During a stay-at-home order, if it’s not a complete lockdown, reminding yourself there is still an outside beyond your four walls has become imperative. Unfortunately, some areas, including my own in Wisconsin, have had to close our beautiful state parks in order to protect them. They were being flooded with folks desperate for nature and something to do. Although the majority were most likely there with good intentions and to appreciate the parks respectfully, some were definitely not practicing good social distancing guidelines with their fellow park-goers and worse still, were littering and vandalizing. Not cool. This has also been the case with many of our national parks. Sadly, some park workers were starting to test positive for COVID-19. Interestingly, in places now temporarily closed like Yosemite, the animals are having a party. Bears are out and about in high numbers without the usual throng of visitors. At Kruger National Park in South Africa, a whole pride of lions were happily lounging in the sun all along what would normally be frequently traveled road.

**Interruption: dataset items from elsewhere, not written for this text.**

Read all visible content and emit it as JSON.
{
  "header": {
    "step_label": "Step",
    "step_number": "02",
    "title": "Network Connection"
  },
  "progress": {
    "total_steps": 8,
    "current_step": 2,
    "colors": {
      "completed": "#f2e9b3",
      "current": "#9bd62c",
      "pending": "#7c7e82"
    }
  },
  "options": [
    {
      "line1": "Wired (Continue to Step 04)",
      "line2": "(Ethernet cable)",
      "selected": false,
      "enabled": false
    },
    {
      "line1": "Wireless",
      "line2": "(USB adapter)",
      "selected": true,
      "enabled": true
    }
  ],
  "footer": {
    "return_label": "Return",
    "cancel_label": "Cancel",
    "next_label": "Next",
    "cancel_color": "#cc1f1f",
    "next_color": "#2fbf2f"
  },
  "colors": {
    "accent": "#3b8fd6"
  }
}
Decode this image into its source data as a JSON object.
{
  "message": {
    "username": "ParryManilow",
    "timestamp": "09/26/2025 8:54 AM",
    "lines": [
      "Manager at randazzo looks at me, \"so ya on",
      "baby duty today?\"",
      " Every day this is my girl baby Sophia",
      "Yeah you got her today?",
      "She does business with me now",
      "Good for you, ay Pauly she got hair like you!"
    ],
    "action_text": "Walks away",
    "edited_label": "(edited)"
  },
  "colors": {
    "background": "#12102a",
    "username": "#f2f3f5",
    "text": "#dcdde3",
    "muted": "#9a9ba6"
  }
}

I see my friends online, myself and my significant other have become creative as to how, when and where we seek refuge off the beaten path into the woods, prairies, and meadows. The heart of the city can feel not unlike navigating a minefield in pandemic conditions. If you want to go out for a walk on a nice day, a drive to less-populated area is key. Do some research online ahead of time and find out what is and is not available to the public in your area currently. Even if state parks are closed, many smaller county parks remain open. Try to plan to your visit so it wouldn’t be at a peak time that everyone would have the same idea to be there. Wear gloves and masks and maintain the safe six-foot distance on all trails when coming into contact with others. Taking the high road has come to mean, “I will be the one to always veer off the trail if necessary,” to me. You can still be friendly and say, “hi.” Just do it from behind your bandanna, please.